Primarily, while Wiersema's narrator is similarly bereft of her short-term memory, in her case due to trauma rather than age, she is able to remember a full day at a time, and she makes coherent journal entries from which she pieces together a credible narrative. By contrast, Healey's narrator-protagonist, Maud, while also trying to bolster her memory with writing, does so through a chaotic series of notes that emphasize the fragility of her cognitive abilities.

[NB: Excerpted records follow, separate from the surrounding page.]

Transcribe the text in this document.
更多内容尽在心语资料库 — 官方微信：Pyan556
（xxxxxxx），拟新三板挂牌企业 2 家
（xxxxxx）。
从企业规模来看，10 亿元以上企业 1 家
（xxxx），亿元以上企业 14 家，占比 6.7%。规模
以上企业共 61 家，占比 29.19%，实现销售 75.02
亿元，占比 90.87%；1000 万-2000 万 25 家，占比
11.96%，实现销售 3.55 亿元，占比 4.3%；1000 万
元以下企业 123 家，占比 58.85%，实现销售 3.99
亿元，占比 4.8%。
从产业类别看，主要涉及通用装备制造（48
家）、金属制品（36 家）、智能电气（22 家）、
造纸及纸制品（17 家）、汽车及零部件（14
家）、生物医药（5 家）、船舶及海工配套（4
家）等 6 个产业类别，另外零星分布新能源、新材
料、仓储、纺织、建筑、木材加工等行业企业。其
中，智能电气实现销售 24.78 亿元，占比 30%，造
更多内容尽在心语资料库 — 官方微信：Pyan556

I was skeptical throughout of the soundness of the science behind certain elements of the narration. Primarily, and most obviously, Maud would not be able to string together anything as coherent as the narrative we see of the present-day frame story. Yet this narrative captures brilliantly what many of us have experienced of loved ones' decline into what my mother's physician kindly called "mild to moderate cognitive impairment." (Maud moves through these stages and unravels further by novel's end.) Both her daughter's impatience with Maud and Maud's own frustration with her inability to remember or understand or solve the puzzle she's obsessed with will both resonate and illuminate for many.

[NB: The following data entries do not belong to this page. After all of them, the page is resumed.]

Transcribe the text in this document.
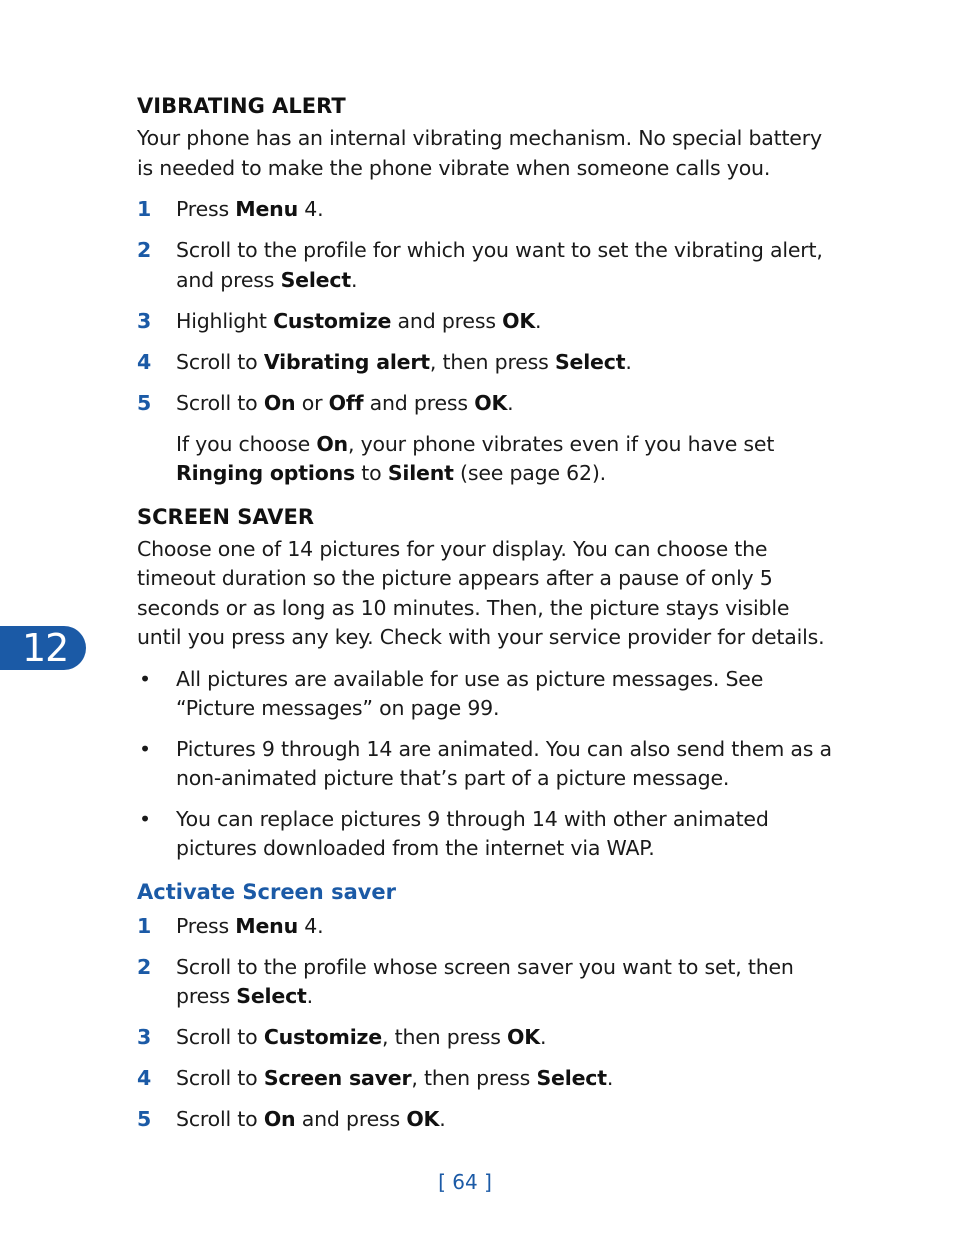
12
VIBRATING ALERT

Your phone has an internal vibrating mechanism. No special battery is needed to make the phone vibrate when someone calls you.

1 Press Menu 4.
2 Scroll to the profile for which you want to set the vibrating alert, and press Select.
3 Highlight Customize and press OK.
4 Scroll to Vibrating alert, then press Select.
5 Scroll to On or Off and press OK.
If you choose On, your phone vibrates even if you have set Ringing options to Silent (see page 62).
SCREEN SAVER

Choose one of 14 pictures for your display. You can choose the timeout duration so the picture appears after a pause of only 5 seconds or as long as 10 minutes. Then, the picture stays visible until you press any key. Check with your service provider for details.

• All pictures are available for use as picture messages. See “Picture messages” on page 99.
• Pictures 9 through 14 are animated. You can also send them as a non-animated picture that’s part of a picture message.
• You can replace pictures 9 through 14 with other animated pictures downloaded from the internet via WAP.
Activate Screen saver
1 Press Menu 4.
2 Scroll to the profile whose screen saver you want to set, then press Select.
3 Scroll to Customize, then press OK.
4 Scroll to Screen saver, then press Select.
5 Scroll to On and press OK.
[ 64 ]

And then, simply on the level of a mystery, the novel is very satisfying indeed, as Maud's present-day fluster is paralleled by long-term memories triggered by places or foods or a face or smell... Gradually, we begin to realize that past and present overlap in material ways that Maud is not wrong to insist on. Will she be able to figure out a connection before her investigating identity is shut down by the encroaching damage to her cognitive systems? Will anyone listen? Can we have enough imagination to hear the truths behind a confused mind's rambling?
All in all, a very satisfying mystery novel, whether read on an airplane, or on a bench in a Bordeaux park, or in your armchair, wherever home is. Have you read it yet? Let me know what you think, if you have, or if you do. Always interested in your comments...
Next up, Nancy Mitford. All four of the titles that commenter Annie Green helpfully put in order for me at this post, every one here on the wonderfully stocked bookshelves of our borrowed Bordeaux house. Not sure how or why I've never read these before, but I'm gobbling them up now, well into the second, Love in a Cold Climate, and I hoped it won't be too long before I tell you about those.